Faculty Mentor: Santosh Kumar, Assistant Professor
Department Economics & International Business

Student Team Member: Madison Becker

Partial funding provided by the College of Business Administration Dean’s Office

Faculty Report

Student Reflection

Madison Becker 

Inclusive Growth through Microfinance and Entrepreneurial Training: In 2011 about 2 billion people lived on less than $2 per day. In traditional economic models, lack of access to financial resources has been identified as one of the important causes of poverty and underdevelopment. The idea of microfinance was proposed by the 2006 Nobel Peace Prize winner Muhammad Yunus in order to improve the financial inclusion of poor and disadvantage people. Yunus set up the Grameen Bank in Bangladesh to improve the availability of financial services to the poor and under-resourced households. 

Given the importance of microfinance in the design of poverty alleviation policy, we started a microfinance project in Tamil Nadu, one of the southern states in India. We formed Self Help Group (SHG) of women in 150 villages and provided them financial capital and entrepreneurial training to start a business in her village. We also collected data from other 150 villages that formed the control for our analysis. The proposed randomized nature of research design will let us evaluate the causal effect of microfinance on poverty and women empowerment.

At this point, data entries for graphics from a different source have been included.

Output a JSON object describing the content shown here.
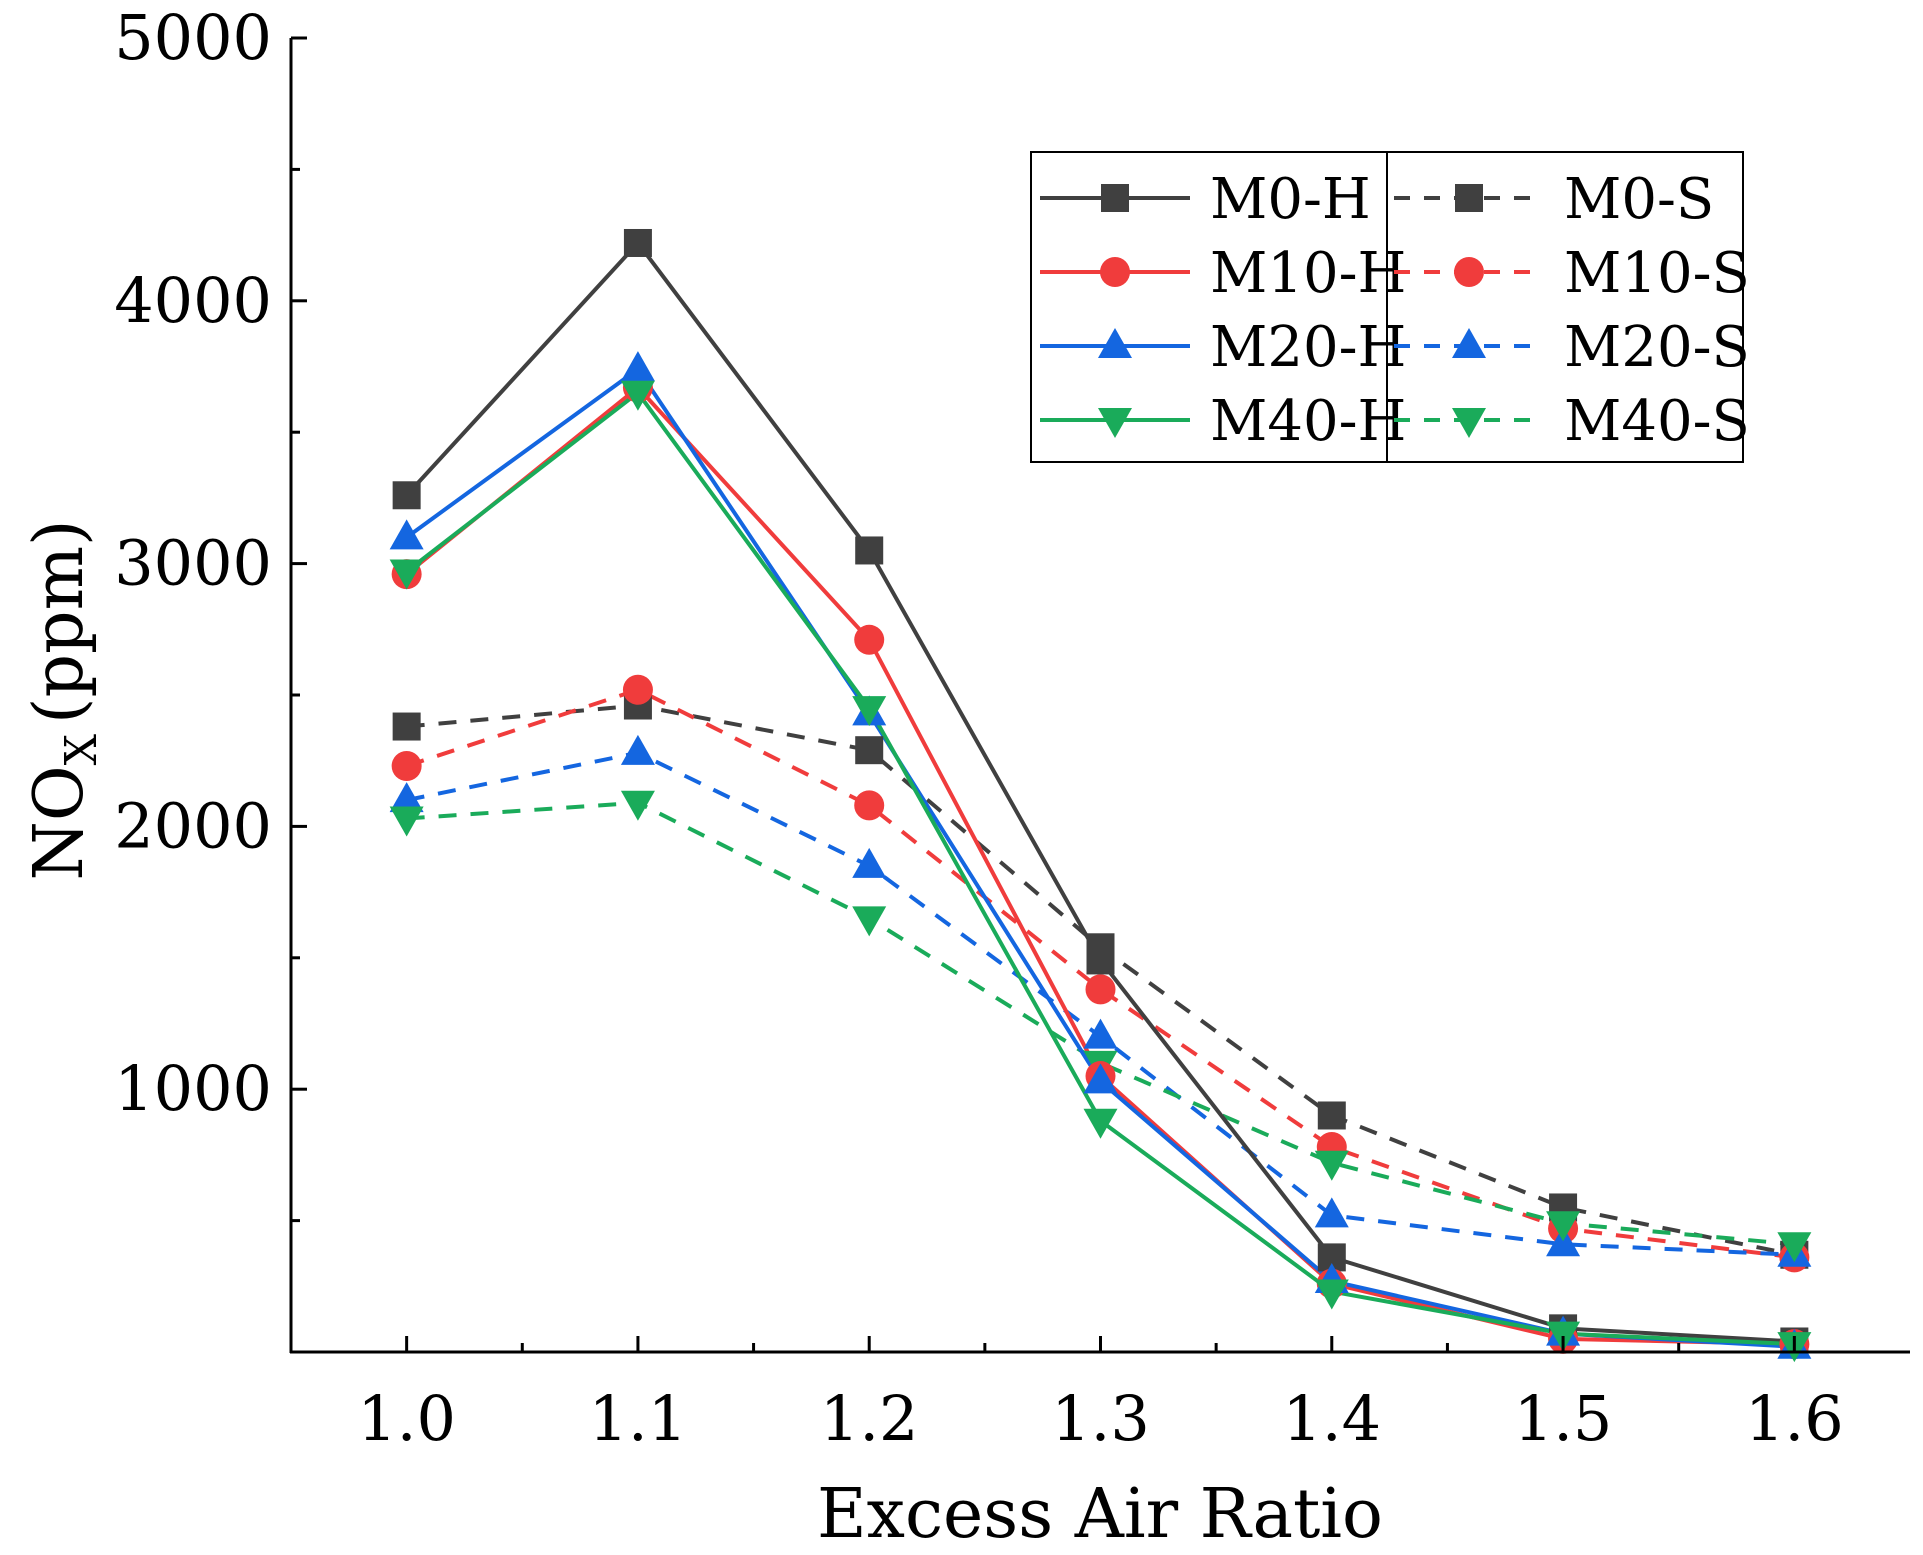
{
  "chart_data": {
    "type": "line",
    "title": "",
    "xlabel": "Excess Air Ratio",
    "ylabel": {
      "main": "NO",
      "sub": "X",
      "units": "(ppm)"
    },
    "x": [
      1.0,
      1.1,
      1.2,
      1.3,
      1.4,
      1.5,
      1.6
    ],
    "x_tick_labels": [
      "1.0",
      "1.1",
      "1.2",
      "1.3",
      "1.4",
      "1.5",
      "1.6"
    ],
    "xlim": [
      0.95,
      1.65
    ],
    "ylim": [
      0,
      5000
    ],
    "y_ticks": [
      1000,
      2000,
      3000,
      4000,
      5000
    ],
    "y_tick_labels": [
      "1000",
      "2000",
      "3000",
      "4000",
      "5000"
    ],
    "y_minor_ticks": [
      500,
      1500,
      2500,
      3500,
      4500
    ],
    "grid": false,
    "legend_position": "top-right",
    "series": [
      {
        "name": "M0-H",
        "color": "#404040",
        "marker": "square",
        "dash": "solid",
        "values": [
          3260,
          4220,
          3050,
          1490,
          360,
          90,
          40
        ]
      },
      {
        "name": "M10-H",
        "color": "#f03c3c",
        "marker": "circle",
        "dash": "solid",
        "values": [
          2960,
          3670,
          2710,
          1050,
          260,
          50,
          30
        ]
      },
      {
        "name": "M20-H",
        "color": "#1466e0",
        "marker": "triangle-up",
        "dash": "solid",
        "values": [
          3100,
          3740,
          2430,
          1030,
          270,
          70,
          20
        ]
      },
      {
        "name": "M40-H",
        "color": "#1aab5a",
        "marker": "triangle-down",
        "dash": "solid",
        "values": [
          2970,
          3650,
          2450,
          880,
          230,
          70,
          30
        ]
      },
      {
        "name": "M0-S",
        "color": "#404040",
        "marker": "square",
        "dash": "dashed",
        "values": [
          2380,
          2460,
          2290,
          1540,
          900,
          550,
          370
        ]
      },
      {
        "name": "M10-S",
        "color": "#f03c3c",
        "marker": "circle",
        "dash": "dashed",
        "values": [
          2230,
          2520,
          2080,
          1380,
          780,
          470,
          360
        ]
      },
      {
        "name": "M20-S",
        "color": "#1466e0",
        "marker": "triangle-up",
        "dash": "dashed",
        "values": [
          2100,
          2280,
          1850,
          1200,
          520,
          410,
          370
        ]
      },
      {
        "name": "M40-S",
        "color": "#1aab5a",
        "marker": "triangle-down",
        "dash": "dashed",
        "values": [
          2030,
          2090,
          1650,
          1100,
          720,
          490,
          410
        ]
      }
    ]
  }
}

Santosh Kumar and his undergraduate student madison becker work on research together.The EURECA-FAST grant provided us the support to engage an undergraduate student, Madison Becker, to work on this project during the summer of 2014 and also provided summer salary support to the faculty mentor Dr. Santosh Kumar. During the summer, Madison was actively involved in the project and she received training on how to conduct a high quality literature review on microfinance. Finding relevant journal articles is a skillset not frequently found among our students. Madison found 10 journal articles totaling over 300 pages and she summarized the main findings of each of these papers. After conducting literature review, Madison was trained in designing socio-economic household questionnaire and data analysis. Mentoring Madison on how to analyze high-frequency individual-level data on statistical software STATA was a hallmark of this project; she analyzed the baseline data to understand the characteristics of the sampled women and also analyzed the balance between the treated and control groups to ensure that there is no selection bias. Below are some of the important findings:

  • The majority of the sampled women are in debt; 85% of households had a loan at the time of the survey.
  • The primary source of livelihood in the study districts is agriculture and approximately 83% of households are engaged in agriculture related business activities.
  • 30% of the households responded that business training is very important for business growth thus underscoring the importance of the entrepreneurial training built into our project.
  • Distribution of income is highly skewed. The difference between the average expenditure of the top and bottom 25% of income category is substantial (approximately 20%).
  • The data from project monitoring revealed a disturbing trend regarding the loan take-up. After 2 years of project implementation, only 25% of women applied and took loan from our partner NGO. After further analysis we found that women preferred loans from government formal banking sector rather than from private NGO.
  • Finally, results indicate that the randomization was successful. Results from regression analysis show that treatment and control villages do not differ in their observed characteristics i.e. literacy rate, population business per capita, expenditure per capita and mean outstanding debt. We thus accept our null hypothesis that the difference between treatment and control is statistically insignificant.

The project is ongoing and our research team is currently running an information campaign to increase the uptake of loan and we plan to conduct field work in mid-2015 (follow-up survey) to estimate the causal impact of microfinance institutions on poverty and women empowerment in India.